Wednesday 4th March 2015
quotequote all
ralphrj said:
2. If you actually meant HS2 then what makes you think that it is the government's 'best infrastructure project'? Has the government claimed that it is their 'best investment project'? If you define best as the project with the greatest rate of return then there are lots of infrastructure projects already approved or ongoing that probably have a higher rate of return than either HS2 or dividends from Eurostar.
Financially - a higher rate of return on smaller projects is pointless if these are then wasted on HS2.
Best - To ditch HS2, and instead look at a extended version of CrossRail2, not push the airport expansion decision to after the election like has been done, build a variant of a Hull-Liverpool line rather than Mps just going up to there to mention it whenever northern votes are sought.

Bluebarge

4,519 posts

178 months

Wednesday 4th March 2015
quotequote all
HonestIago said:
By deliberately downplaying UKIP support
Where is your evidence that Yougov is doing this?

JustAnotherLogin

Original Poster:

1,127 posts

121 months

Wednesday 4th March 2015
quotequote all
FiF said:
Cameron at this stage of his first term in office 39% approval
Blair at same stage of his first term 48% approval.
But then Blair was opposed by Little Willy Hague and One for the road hic Kennedy so his lead of over those two was vast compared to Dave's mighty 9% lead over Nigel F.

Think you need to be careful of your accusations re facts not fitting assertions.

Your first paragraph makes no sense btw.
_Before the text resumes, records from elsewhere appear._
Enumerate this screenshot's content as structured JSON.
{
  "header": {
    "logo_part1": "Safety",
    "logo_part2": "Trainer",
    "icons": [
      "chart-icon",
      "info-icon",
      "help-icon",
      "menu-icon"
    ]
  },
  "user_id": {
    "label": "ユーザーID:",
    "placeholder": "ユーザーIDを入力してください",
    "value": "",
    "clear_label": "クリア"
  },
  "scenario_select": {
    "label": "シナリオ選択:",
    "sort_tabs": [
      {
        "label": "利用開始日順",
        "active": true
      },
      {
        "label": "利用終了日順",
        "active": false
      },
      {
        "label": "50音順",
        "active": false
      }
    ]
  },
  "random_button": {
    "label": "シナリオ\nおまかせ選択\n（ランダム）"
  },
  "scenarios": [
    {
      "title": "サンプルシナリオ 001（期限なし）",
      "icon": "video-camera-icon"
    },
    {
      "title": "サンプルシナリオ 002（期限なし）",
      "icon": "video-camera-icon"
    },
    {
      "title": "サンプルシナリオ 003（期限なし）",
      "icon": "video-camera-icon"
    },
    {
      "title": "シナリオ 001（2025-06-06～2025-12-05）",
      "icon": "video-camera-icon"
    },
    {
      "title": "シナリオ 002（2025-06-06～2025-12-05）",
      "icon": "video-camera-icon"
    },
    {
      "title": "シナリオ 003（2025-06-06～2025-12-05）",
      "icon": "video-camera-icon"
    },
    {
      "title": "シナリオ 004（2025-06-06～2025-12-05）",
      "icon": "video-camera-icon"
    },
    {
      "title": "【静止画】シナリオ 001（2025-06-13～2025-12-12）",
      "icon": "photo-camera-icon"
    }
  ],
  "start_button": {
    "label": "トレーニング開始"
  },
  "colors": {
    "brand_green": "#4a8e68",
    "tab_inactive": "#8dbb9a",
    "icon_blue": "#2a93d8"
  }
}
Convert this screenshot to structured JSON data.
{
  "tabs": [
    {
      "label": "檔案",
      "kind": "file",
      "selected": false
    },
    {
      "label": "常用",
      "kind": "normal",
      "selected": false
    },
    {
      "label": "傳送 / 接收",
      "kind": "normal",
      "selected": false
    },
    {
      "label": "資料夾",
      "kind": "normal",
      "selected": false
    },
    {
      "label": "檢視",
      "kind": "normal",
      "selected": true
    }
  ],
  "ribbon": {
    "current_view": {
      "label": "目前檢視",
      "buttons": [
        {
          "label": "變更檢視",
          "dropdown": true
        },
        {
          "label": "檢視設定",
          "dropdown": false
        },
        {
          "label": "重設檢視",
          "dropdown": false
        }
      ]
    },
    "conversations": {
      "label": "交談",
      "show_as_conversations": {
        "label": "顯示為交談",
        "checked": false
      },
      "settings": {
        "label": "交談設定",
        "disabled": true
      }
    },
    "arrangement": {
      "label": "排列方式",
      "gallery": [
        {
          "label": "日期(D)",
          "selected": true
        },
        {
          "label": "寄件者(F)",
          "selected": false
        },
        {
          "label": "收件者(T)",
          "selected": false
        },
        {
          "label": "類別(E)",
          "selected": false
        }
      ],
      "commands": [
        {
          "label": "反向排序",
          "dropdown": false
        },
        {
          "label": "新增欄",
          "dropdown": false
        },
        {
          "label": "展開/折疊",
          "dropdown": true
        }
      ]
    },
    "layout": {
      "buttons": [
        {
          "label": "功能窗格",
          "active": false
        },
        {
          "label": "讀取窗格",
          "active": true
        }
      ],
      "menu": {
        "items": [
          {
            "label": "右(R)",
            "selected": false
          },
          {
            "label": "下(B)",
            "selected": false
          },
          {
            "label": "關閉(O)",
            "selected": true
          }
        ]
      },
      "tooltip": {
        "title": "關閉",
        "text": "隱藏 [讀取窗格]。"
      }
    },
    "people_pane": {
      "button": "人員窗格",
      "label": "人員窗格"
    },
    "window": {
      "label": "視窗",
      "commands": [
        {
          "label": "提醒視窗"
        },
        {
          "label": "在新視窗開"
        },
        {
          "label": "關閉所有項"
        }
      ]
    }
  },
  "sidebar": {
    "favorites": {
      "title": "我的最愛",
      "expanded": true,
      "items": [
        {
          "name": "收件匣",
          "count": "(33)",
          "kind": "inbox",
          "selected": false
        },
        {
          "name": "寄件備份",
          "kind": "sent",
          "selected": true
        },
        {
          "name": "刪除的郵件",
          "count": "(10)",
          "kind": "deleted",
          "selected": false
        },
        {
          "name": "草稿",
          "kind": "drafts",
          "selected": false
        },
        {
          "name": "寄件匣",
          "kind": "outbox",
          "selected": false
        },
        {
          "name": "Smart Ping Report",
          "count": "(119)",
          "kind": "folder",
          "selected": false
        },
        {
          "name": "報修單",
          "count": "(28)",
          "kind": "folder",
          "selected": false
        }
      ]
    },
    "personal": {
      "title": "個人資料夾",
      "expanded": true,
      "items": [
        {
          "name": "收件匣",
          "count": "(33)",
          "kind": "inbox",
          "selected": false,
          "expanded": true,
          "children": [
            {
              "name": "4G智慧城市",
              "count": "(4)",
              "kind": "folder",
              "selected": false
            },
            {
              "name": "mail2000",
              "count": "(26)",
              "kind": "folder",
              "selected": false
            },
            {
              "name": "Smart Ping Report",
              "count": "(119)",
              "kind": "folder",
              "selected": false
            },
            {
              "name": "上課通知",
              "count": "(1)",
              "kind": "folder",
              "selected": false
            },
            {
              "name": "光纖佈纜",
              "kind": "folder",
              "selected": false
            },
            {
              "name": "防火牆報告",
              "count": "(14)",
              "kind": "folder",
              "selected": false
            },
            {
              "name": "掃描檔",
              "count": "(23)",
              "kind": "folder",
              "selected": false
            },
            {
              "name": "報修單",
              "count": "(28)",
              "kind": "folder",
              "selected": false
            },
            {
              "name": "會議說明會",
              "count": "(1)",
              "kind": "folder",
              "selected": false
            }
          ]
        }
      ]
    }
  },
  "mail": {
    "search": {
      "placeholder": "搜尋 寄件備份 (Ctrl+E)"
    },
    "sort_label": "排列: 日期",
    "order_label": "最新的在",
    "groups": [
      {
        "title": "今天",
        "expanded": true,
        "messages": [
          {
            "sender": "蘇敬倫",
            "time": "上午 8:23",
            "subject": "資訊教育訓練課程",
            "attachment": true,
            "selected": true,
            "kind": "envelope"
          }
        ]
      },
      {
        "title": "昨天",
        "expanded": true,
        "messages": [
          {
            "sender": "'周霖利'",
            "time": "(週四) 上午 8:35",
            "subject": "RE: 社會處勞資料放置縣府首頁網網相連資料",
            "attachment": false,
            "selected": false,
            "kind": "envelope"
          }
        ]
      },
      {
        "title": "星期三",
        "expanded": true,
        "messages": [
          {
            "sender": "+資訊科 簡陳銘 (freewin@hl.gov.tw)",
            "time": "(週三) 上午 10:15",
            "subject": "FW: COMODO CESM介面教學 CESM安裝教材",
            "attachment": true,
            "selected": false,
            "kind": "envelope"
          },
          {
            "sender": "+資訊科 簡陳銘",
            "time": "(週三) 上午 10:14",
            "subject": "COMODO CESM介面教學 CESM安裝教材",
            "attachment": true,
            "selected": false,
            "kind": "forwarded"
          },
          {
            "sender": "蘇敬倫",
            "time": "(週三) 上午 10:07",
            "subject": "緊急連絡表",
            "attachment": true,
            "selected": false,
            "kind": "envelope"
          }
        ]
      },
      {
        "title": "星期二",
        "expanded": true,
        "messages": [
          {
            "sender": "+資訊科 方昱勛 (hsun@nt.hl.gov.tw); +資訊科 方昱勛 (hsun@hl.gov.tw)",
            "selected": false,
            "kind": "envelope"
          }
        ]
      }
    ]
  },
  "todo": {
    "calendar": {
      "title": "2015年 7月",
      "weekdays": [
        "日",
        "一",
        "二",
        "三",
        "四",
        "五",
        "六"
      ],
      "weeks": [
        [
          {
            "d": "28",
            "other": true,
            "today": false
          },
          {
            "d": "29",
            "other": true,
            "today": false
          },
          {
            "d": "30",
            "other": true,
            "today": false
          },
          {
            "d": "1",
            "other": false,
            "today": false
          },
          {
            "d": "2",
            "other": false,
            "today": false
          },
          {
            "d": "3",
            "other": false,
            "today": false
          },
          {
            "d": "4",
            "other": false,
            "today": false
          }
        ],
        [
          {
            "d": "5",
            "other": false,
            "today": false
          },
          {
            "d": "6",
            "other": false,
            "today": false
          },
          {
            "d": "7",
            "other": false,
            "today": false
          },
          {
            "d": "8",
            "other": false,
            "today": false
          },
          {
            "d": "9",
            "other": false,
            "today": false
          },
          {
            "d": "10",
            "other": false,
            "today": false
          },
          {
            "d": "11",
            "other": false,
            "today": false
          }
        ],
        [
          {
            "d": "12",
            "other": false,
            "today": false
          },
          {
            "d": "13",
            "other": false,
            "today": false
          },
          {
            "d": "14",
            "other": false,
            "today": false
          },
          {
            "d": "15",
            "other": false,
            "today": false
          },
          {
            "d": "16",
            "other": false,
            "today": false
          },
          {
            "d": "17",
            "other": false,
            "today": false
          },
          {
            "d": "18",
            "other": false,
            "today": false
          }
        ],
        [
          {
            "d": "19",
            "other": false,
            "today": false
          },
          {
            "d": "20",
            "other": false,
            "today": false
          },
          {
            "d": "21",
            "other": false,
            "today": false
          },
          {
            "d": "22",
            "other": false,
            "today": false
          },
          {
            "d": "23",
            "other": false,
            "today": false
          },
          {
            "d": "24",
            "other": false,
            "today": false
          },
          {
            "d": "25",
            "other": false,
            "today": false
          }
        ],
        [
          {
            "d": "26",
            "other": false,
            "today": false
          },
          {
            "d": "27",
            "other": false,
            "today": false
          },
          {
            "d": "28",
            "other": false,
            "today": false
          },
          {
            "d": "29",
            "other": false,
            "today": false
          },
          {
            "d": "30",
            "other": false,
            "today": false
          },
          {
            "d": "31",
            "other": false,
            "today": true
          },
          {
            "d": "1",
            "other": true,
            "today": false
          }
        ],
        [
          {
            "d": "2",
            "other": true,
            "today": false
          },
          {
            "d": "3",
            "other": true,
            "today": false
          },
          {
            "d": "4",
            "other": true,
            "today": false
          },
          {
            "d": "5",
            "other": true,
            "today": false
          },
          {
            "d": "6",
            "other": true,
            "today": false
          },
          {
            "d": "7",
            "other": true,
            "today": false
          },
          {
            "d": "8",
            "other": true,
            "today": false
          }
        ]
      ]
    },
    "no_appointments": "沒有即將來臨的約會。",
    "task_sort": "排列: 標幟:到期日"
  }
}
Unless an accusation that something said by CMD's own staff isn't an insult but is when it's by someone on the Internet.
So you pick Blair who was incredibly successful in polls as a comparison?

Also
Cameron 42% (above his party's rating, so he can't be dragging them down)
Farage 27&
a lead of 15% over Farage

http://www.theguardian.com/politics/2015/feb/14/op...


Even on your figures a big lead over farage, and he is still higher than the Tories, so hardly dragging them down

Munter

31,319 posts

241 months

Wednesday 4th March 2015
quotequote all
Bluebarge said:
HonestIago said:
By deliberately downplaying UKIP support
Where is your evidence that Yougov is doing this?
I think there is a "living in a bubble" problem around UKIP support online and the difference in the real world.

Online there appear to be plenty of rabid UKIP supporters willing to throw themselves on any sword going.

In the real world I meet people who emphasize with bit and bobs that UKIP talk about. But don't actually want to vote for them.

JustAnotherLogin

Original Poster:

1,127 posts

121 months

Wednesday 4th March 2015
quotequote all
Oh, and you don't think "Waste of space" is an insult? The type of behaviour you long decried on these threads, but have no descended to?

odd.

PRTVR

7,093 posts

221 months

Wednesday 4th March 2015
quotequote all
rovermorris999 said:
I suppose it depends whether you think governments should have stakes in private companies or not.
But ît was not a private company in the true meaning of the word, the other owners are Goverments, I personal do not have a problem with state ownership, if done correctly, but the main reason for the sell off of state assets appears to be short term gain.